Jed Boal ReportingThe state today launched a program to help employers harness the skills of an untapped workforce.
Marriott is one Utah company already familiar with this untapped workforce. They have more than 50 disabled workers at their service center reaping the rewards of a day on the job. Jeff Nakashima has a hearing disability, but for the past ten months he's been helping Marriott customers on the phone, from their Salt Lake Service Center.
Jeff Nakashima, Marriott Employee: “Sometimes individuals with disabilities feel they are inadequate as they make preparations to go into the workforce. I am one of those individuals with a hearing disability."

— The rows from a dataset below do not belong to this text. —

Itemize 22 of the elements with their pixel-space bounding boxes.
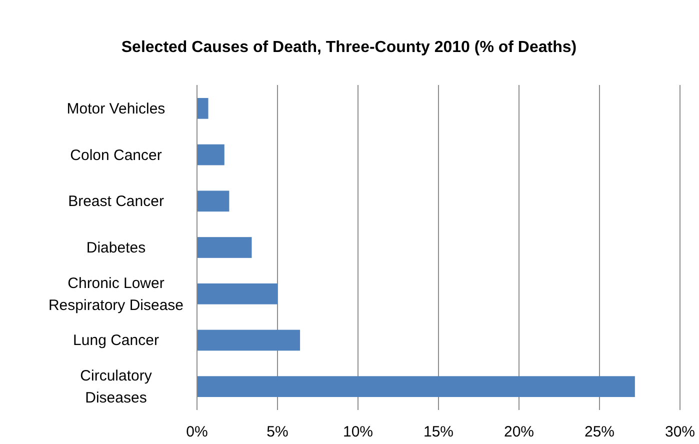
- x-tick-label: 0%: [186, 424, 208, 441]
- y-tick-label: Colon Cancer: [70, 146, 162, 164]
- x-tick-label: 30%: [664, 424, 696, 441]
- y-tick-label: Diabetes: [86, 240, 146, 256]
- bar: [197, 98, 208, 119]
- y-tick-label: Lung Cancer: [73, 332, 159, 350]
- chart-title: Selected Causes of Death, Three-County 2010 (% of Deaths): [121, 39, 577, 56]
- x-tick-label: 25%: [584, 424, 615, 441]
- bar: [197, 144, 224, 166]
- bar: [197, 237, 252, 258]
- bar: [197, 330, 300, 351]
- x-tick-label: 5%: [266, 424, 288, 441]
- y-tick-label: Chronic Lower Respiratory Disease: [48, 274, 184, 314]
- bar: [197, 190, 230, 212]
- bar: [197, 283, 278, 304]
- y-tick-label: Motor Vehicles: [66, 100, 166, 118]
- bar: [197, 376, 635, 398]
- x-tick-label: 20%: [504, 424, 534, 441]
- y-tick-label: Breast Cancer: [68, 193, 164, 210]
- y-tick-label: Circulatory Diseases: [80, 368, 152, 407]
- x-tick-label: 10%: [342, 424, 374, 441]
- x-tick-label: 15%: [423, 424, 454, 441]
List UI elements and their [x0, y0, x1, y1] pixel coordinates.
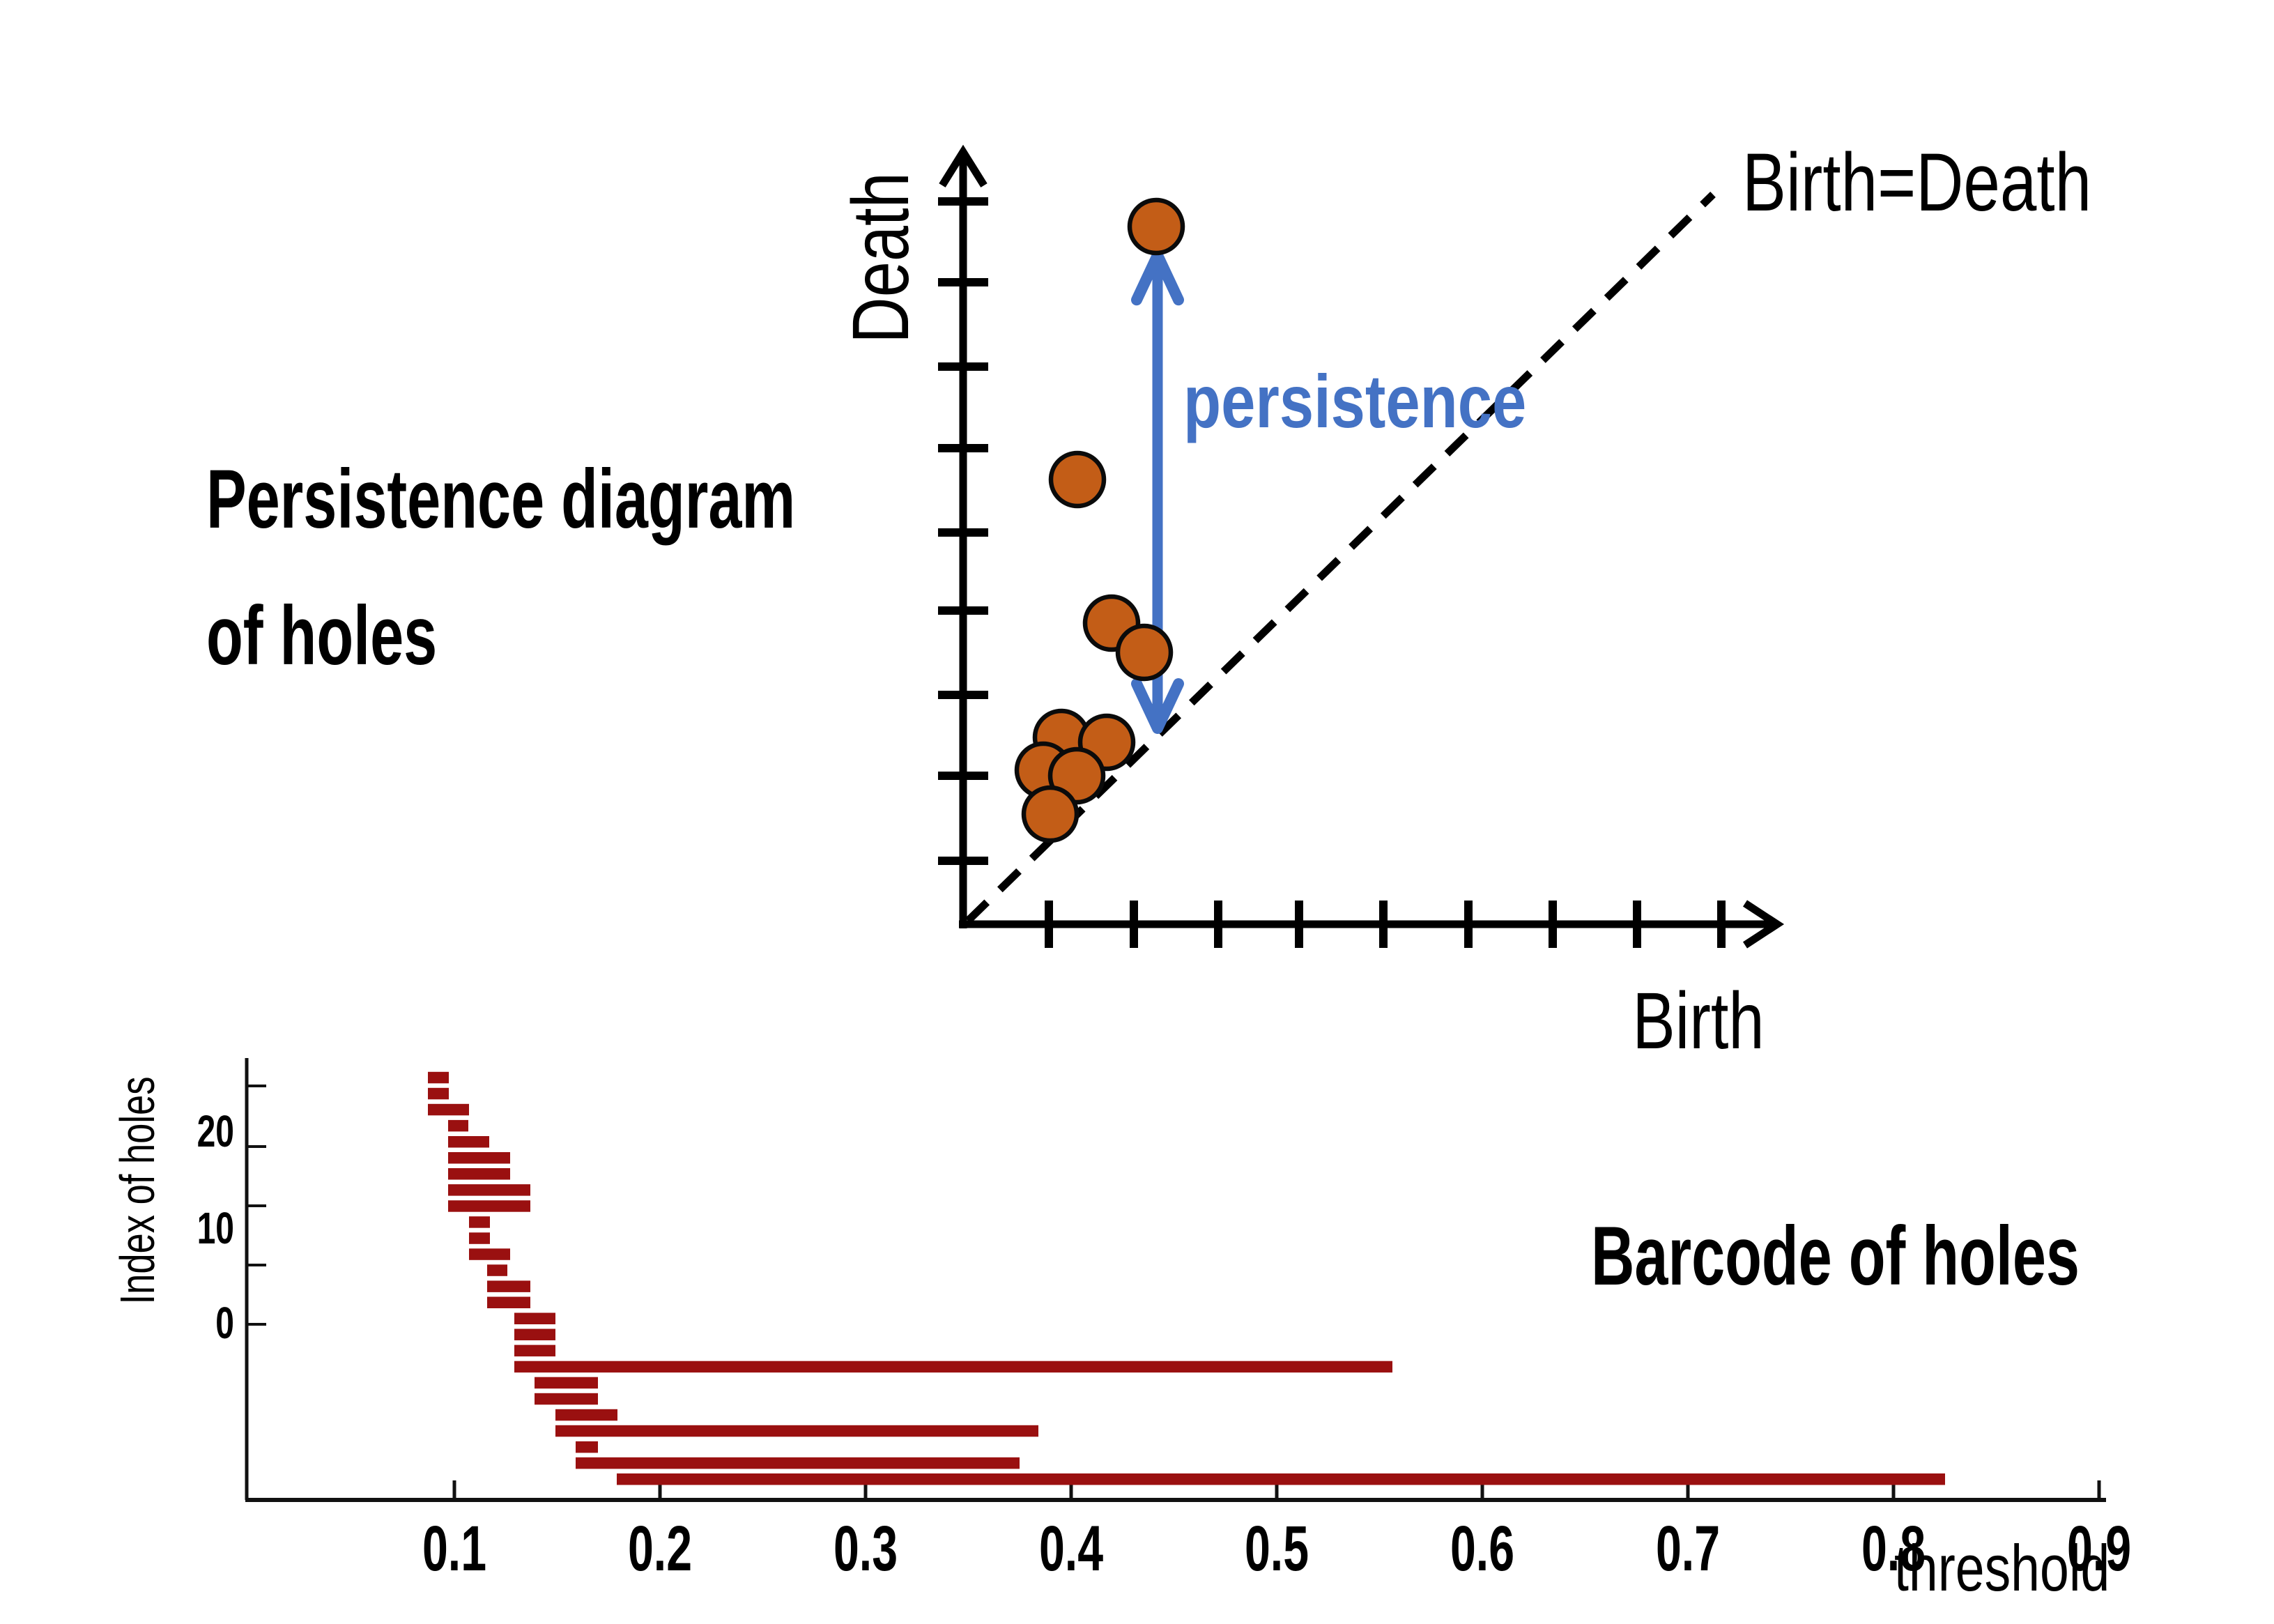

But, Nakashima and other disabled Utahns have overcome those fears and jumped into the workforce. Today the state launched a program called Work Ability to steer employers and employees through the process.
Jeff Nakashima: “I think by accessing the proper resources, you too will gain more confidence and self-esteem by receiving the support needed to help you enter the workforce."
Work Ability lets employers know the benefits of hiring people with disabilities. It also shows the disabled how they can work and still qualify for their Medicaid and Social Security benefits.
Julia Blas has worked at the Marriott service center six years.
Julia Blas: “When I work, I feel like I'm part of a team, and I very much come out of my shell."
She reaps the rewards and so does her employer.
State studies show people with disabilities have better retention rates, perform work just as well, and don't miss any more work than other employees.
Karla Padilla, Marriott Human Resources Manager: “We realize we have customers that have disabilities, and we want our workforce to reflect our customer base."